It’s no secret we have an affinity for bacon. I mean, who doesn’t? It embodies nearly all of the things our primitive taste buds crave – salt, fat, smokiness, and perhaps a hint of sweet (depending on the brine and cure ingredients). And when used as a “wrapper” for other meat during cooking, it becomes a great ingredient for adding flavor while preventing the leaner wrapped meat from becoming dry or bland. That is the concept behind today’s recipe, as well as the more complicated Bacon-wrapped Stuffed Turkey Breast recipe that has grown to become the most-viewed recipe on this site (by a factor of more than 2x any other post!).
- Two medium-large turkey breast halves (about 1 lb each), boneless and skinless
- 6~8 strips of thick-cut pastured bacon
- 1 medium yellow onion, sliced into 1/4″ thick rings
- 3 cloves garlic, sliced thinly
- 1-1/2 tsp dried tarragon
- handful of toothpicks (not shown)
For this recipe, we’re going to use a grill “pan” that has smaller openings than the standard grill grate. You could also use a hinged wire veggie basket or similar if you have one (I would have if I had one – so that I could have flipped it half-way for more even cooking). Heck – this recipe might even be a good way to make use of your campfire toast maker now that you’ve quit eating bread!
Anyway, start heating the grill to medium indirect heat (about 325). Place an aluminum pan or foil “tray” under the grill where the turkey will set (the heat should be on either side rather than directly under) to catch the drippings off the bacon. Then layer half the bacon on the mesh/pan surface, spaced out a bit and arranged so that the turkey breasts will just cover it entirely. Follow by arranging half of the onion slices (separated into rings) on top of the bacon.

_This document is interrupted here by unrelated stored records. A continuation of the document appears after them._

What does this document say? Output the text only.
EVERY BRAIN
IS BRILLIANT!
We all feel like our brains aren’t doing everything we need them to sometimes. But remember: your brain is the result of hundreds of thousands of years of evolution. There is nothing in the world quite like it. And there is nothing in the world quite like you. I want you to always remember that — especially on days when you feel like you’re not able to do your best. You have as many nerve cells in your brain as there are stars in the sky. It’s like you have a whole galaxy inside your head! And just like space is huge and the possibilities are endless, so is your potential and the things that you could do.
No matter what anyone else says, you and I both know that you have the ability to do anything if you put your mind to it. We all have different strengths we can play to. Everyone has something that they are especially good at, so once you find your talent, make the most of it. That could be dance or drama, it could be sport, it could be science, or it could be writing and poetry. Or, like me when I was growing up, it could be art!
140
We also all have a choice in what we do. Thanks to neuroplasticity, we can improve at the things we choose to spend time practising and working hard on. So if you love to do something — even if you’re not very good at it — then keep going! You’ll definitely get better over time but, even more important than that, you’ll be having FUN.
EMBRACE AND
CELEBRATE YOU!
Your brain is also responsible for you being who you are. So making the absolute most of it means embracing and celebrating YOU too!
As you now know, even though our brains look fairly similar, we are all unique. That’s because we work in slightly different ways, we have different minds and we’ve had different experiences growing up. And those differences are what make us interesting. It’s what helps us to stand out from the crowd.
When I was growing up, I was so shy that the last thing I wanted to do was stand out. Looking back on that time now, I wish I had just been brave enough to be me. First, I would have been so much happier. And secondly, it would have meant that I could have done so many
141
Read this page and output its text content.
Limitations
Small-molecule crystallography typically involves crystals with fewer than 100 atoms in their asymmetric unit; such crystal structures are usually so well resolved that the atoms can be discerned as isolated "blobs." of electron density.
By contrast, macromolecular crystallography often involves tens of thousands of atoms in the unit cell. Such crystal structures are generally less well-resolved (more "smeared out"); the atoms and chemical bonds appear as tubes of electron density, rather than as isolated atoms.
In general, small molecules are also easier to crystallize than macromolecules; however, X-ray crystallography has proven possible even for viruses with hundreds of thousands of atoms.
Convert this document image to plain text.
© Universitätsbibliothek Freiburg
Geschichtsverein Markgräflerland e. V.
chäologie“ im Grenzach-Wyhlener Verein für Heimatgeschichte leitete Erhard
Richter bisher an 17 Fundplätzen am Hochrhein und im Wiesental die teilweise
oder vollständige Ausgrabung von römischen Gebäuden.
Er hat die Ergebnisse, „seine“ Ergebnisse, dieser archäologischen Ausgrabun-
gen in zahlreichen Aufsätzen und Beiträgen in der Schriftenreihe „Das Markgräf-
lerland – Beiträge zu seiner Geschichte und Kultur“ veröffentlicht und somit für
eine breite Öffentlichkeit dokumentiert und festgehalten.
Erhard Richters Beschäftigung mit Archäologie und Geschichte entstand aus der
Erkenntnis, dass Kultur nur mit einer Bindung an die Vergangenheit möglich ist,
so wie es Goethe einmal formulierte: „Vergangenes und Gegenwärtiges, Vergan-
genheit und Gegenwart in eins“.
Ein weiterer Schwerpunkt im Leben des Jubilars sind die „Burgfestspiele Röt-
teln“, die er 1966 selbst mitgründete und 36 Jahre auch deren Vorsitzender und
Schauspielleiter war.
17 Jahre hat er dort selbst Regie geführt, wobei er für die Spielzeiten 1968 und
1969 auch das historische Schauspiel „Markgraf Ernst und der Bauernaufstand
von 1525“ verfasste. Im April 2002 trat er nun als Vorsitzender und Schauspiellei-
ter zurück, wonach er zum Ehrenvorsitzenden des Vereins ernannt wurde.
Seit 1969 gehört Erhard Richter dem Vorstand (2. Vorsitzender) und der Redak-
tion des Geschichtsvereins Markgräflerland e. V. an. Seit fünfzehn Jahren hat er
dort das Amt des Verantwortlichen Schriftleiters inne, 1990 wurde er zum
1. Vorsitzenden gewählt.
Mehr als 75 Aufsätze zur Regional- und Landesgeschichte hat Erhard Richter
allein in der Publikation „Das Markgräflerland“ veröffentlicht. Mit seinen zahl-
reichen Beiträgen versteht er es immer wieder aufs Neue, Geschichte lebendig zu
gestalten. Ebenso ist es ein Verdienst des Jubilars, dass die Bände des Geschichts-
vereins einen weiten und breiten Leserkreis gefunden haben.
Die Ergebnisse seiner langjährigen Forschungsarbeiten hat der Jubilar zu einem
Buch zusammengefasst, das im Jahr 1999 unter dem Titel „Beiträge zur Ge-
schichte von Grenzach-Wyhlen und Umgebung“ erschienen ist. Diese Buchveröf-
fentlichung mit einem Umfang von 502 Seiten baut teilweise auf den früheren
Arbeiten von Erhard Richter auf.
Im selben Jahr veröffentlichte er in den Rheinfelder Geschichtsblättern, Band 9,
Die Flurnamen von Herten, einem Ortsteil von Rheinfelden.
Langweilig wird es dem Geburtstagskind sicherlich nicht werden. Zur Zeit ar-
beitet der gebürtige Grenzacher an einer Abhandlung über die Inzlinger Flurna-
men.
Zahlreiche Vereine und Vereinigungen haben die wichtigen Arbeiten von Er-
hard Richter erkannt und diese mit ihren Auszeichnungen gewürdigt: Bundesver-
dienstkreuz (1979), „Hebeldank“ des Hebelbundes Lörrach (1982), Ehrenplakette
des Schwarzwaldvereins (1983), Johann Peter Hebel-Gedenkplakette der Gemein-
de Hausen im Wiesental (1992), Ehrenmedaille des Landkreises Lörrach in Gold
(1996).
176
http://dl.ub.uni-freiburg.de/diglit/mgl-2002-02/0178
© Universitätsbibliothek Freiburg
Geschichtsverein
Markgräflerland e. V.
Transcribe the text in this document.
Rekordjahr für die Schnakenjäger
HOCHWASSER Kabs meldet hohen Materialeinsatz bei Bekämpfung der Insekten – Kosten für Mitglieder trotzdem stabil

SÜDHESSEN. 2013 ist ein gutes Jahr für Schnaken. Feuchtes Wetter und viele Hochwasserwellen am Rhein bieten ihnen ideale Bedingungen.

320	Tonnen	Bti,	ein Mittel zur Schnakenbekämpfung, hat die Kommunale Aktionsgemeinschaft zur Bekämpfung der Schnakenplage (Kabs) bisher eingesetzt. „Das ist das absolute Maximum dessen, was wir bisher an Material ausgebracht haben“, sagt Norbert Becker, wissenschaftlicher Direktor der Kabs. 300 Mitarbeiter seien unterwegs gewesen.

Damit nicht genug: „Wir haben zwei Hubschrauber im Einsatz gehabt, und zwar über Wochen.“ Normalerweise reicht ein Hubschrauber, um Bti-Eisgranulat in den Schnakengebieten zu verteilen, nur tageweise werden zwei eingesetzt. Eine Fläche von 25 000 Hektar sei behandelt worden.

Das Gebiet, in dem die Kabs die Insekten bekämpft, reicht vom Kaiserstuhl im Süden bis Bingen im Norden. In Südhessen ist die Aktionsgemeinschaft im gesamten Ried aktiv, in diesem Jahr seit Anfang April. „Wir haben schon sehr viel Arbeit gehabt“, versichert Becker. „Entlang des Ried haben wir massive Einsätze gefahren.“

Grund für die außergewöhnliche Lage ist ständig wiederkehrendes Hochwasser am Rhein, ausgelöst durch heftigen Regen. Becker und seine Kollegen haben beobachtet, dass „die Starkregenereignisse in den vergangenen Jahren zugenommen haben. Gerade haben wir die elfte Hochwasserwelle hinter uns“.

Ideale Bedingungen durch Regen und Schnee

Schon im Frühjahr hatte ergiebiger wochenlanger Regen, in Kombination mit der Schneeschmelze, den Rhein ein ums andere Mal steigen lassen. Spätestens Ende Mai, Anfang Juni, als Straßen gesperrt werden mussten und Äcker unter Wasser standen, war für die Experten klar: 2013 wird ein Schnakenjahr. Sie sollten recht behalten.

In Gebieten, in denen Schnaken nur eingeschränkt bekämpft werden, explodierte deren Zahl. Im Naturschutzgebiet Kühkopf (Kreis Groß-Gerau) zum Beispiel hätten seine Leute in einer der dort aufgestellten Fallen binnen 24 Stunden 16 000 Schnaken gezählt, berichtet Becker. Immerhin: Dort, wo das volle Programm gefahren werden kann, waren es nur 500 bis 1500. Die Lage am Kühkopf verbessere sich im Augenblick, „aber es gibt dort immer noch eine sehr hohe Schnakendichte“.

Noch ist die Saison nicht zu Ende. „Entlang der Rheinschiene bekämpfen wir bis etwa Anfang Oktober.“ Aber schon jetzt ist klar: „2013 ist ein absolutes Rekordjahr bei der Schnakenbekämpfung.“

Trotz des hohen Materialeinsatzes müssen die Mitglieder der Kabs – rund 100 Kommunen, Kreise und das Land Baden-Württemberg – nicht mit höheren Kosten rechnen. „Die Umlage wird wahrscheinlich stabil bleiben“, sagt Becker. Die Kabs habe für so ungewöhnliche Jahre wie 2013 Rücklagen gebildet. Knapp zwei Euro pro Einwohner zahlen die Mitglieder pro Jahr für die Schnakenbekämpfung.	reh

Continue by placing the turkey breasts on top of the onion slices. Press them down into the onions so they lay flat (mine were still partly frozen so they didn’t flatten out like they should normally). Sprinkle the tarragon on top, then arrange the sliced garlic on top of that.
Finally, top with the remaining onion rings/sliced, and finally the remaining bacon. I draped it cross-ways this time, and secured with toothpicks, because I’m going to grill this “open faced.” If you have a two-sided mesh basket you are grilling it in, you don’t need to worry about this so much. Let sit aside while you are waiting for the grill to reach temperature (you can get started on your side dishes at this point if you like).
Place the pan or wire basket directly on the grill grate (the aluminum foil in the above photos is for keeping things from dripping while going to and from the grill, and is not under the pan while grilling). Cook until a thermometer poked into the center of the thickest breast reads just at 160 to 165 – perhaps 30 minutes because of the lower grilling temperature compared to our usual 400 degrees. If you are using a two-sided grilling basket, you can turn half-way through to cook the bacon more evenly – otherwise you simply end up with “crispy” underneath and “chewy” on top like I did!
Remove the onion slices and bacon from above and below the breasts and set aside. Slice each breast across into roughly 3/8″ thick slices. Serve arranged on a plate with a mix of the onions on top and a strip or two of the bacon. This goes great with a side of Green Beans with Hazelnuts, as we have it in the photo above.